Exploring GCP Data Catalog Policy Tags
This article explains the GCP feature: Data Catalog Policy Tags, and how it can help manage access control to sensitive columns in BigQuery tables based on data classes (email, financials, etc.).
Creating Policy Tags
BigQuery provides fine-grained access to sensitive columns using policy tags, or type-based classification, of data. Using BigQuery Column-level security, you can create policies that check, at query time, whether a user has proper access.
First go to ‘Data Catalog’ section, click ‘Create and manage policy tags’.
Next, we need to create a Taxonomy which is essentially a logical group of tags, click ‘+CREATE’
Please note the naming convention requirement for the Taxonomy Name.
Please also note that the Taxonomy (and all tags within it) needs to be specifically stored at a location (as of Oct 2020, only these 3 Locations are supported: US, EU and Seoul).
The Taxonomy and tags can only be applied to BigQuery tables residing in same Location. In this case, we will create the Taxonomy and tags in US location.
Next, we can create all the tags within this Taxonomy. The hierarchy of the tags could be very flexible, in the following example we are showing a tags structure like this:
Let’s have a look at a more realistic scenario of the tags Taxonomy, for data classifications:
Click ‘Save’ to have the Taxonomy and tags created.
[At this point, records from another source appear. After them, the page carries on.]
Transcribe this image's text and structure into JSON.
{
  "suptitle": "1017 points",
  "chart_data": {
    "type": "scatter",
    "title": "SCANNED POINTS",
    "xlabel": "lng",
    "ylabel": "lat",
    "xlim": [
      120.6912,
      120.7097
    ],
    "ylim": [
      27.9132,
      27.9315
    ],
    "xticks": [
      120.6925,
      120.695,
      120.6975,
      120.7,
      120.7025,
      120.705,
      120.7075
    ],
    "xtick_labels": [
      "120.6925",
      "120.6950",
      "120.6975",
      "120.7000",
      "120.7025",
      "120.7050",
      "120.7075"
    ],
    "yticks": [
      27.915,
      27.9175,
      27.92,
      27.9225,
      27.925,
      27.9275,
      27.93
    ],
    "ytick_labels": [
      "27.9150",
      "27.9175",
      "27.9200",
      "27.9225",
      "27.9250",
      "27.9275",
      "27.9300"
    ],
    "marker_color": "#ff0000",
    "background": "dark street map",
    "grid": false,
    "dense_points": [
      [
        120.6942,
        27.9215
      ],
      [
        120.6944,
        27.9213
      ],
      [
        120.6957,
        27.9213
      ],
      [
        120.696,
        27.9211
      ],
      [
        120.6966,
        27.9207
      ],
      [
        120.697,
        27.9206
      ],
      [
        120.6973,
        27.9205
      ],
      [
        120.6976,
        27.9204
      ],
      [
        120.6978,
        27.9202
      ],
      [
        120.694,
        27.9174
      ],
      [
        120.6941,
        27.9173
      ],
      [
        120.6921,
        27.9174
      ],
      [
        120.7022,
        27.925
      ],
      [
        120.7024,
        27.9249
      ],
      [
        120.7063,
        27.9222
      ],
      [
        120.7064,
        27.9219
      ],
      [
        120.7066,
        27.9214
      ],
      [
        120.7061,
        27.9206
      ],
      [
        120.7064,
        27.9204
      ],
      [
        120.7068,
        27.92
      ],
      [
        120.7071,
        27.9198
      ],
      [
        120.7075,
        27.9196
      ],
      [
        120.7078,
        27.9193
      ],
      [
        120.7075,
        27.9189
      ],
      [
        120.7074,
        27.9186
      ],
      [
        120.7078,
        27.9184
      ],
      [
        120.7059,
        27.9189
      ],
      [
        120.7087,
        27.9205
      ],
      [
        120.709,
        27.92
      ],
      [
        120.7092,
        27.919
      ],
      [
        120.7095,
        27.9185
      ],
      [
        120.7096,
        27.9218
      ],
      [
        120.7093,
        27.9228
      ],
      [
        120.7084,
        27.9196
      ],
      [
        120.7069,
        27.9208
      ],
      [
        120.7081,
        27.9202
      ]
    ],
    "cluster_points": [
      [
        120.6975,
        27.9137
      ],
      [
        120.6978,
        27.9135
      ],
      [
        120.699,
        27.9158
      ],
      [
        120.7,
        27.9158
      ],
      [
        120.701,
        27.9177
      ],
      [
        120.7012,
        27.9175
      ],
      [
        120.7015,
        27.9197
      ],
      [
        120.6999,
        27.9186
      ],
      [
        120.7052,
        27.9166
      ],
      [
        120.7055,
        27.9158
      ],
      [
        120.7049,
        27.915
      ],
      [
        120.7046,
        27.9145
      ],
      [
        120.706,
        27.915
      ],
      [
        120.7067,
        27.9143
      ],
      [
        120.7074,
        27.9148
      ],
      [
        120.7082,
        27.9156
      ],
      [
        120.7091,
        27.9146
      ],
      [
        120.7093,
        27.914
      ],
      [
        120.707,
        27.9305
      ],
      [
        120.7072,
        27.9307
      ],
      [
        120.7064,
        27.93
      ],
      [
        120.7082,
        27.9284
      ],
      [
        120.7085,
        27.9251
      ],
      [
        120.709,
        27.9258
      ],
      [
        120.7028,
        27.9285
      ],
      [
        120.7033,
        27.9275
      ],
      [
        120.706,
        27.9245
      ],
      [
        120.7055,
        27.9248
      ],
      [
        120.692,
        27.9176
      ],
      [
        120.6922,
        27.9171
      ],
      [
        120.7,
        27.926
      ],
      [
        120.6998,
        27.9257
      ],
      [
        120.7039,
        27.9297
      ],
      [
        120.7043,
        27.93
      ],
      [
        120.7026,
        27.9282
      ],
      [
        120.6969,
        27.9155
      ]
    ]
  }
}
Applying tags to BigQuery data
Let’s move the BigQuery and start tagging the data!
A table has been created with typical PII data like names, addresses, DOB etc.
Have a look at this table, please note that it needs to reside in the same Location ‘US’ where the Taxonomy and all policy tags were created.
A quick query reveals that there is one record
Next we can start tagging these fields, click ‘Edit Schema’. Check one or more fields then we will be able to click ‘Add policy tag’. Please note that 1 field can only have 1 policy tag associated.
In next page, we can select a tag to be applied to the selected field. Again you will only be able to see the Taxonomy and its tags within same Location.
After saving, we have successfully tagged one field.
Continue until you have tagged all fields which need to be restricted. Please note that different tags are used based on the nature of the data, this can help separating the access based on roles later on.
Now let’s try to make a query to the table again, what happened? We still can see the data!
It turns out that we haven’t enabled the Taxonomy and tags yet, let’s go back to Data Catalog page and find the Taxonomy we have just created. Toggle ‘Enforce access control’ to be ON.
Go back to BigQuery page and check the table schema, we can see following notification.
In the Preview tab, we can only see the column and its content that is not restricted.
After waiting for around 30 minutes (so the Taxomony and tags can take effect), if we now try to make a query to the table, we will see following error message indicating that my login does not have the permission to see the data which has been tagged.
Granting Access
In order to access the BigQuery data that has been tagged, a user needs to be granted ‘Fine-Grained Reader’ permission on the Policy Tag.
Go to Data Catalog, then enter the Taxonomy would like to grant permission to users.
Once selected the Policy Tag, we could add Member to role ‘Data Catalog’->’Fine-grained Reader’. So now the my user account ‘Leo.Zhang’ can access the BigQuery data which was tagged with ‘C4’!
Let’s test it in BigQuery:
The error message has changed, this is because I am trying to query all the columns though I am only entitled to see the columns that are tagged with ‘C4’.
If we preview the table and we can see that BigQuery automatically hide the columns PostCode and Country that I am not entitled to see.
By explicitly excluding the columns PostCode and Country, now I can query the table successfully!
’Fine-grained Reader’ permission can be applied at different levels: Taxonomy, Policy Tags and any Child Policy Tags. This capability provides flexibility if we want to archive more granularity of the access control. E.g. Data Governance Admin could be granted at Taxonomy level while Data Analyst can be granted access for data classification C1 and C2 but not C3 or C4.
Test in monitor mode
This is one of the best practice introduced by Google: https://cloud.google.com/bigquery/docs/best-practices-policy-tags#monitor_mode
Before enforcing access policies for your organization, you can run in monitor only mode. Monitor only mode is where you are not yet enforcing access control but you are auditing the effects of your policy tags.
This best practice assumes:
You already have a set of users authorized to access your data.
You want to find out if enforcement of new column-level security changes would unexpectedly prevent those users from accessing data.
To use monitor only mode, create a taxonomy and policy tags, assign the policy tags to columns, but do not yet enforce access control. Then, have your previously authorized users continue to use the system. As they use the system, an audit trail is generated. You can scan the audit logs to view accesses to columns protected by policy tags. Determine if any of the accesses were unexpected. That is, whether the access would have resulted in a PERMISSION_DENIED error, had the policy been enforced. After you are satisfied that the column-level security is properly set up, enforce access control. Note that you won’t see PERMISSION_DENIED errors unless access control is enforced.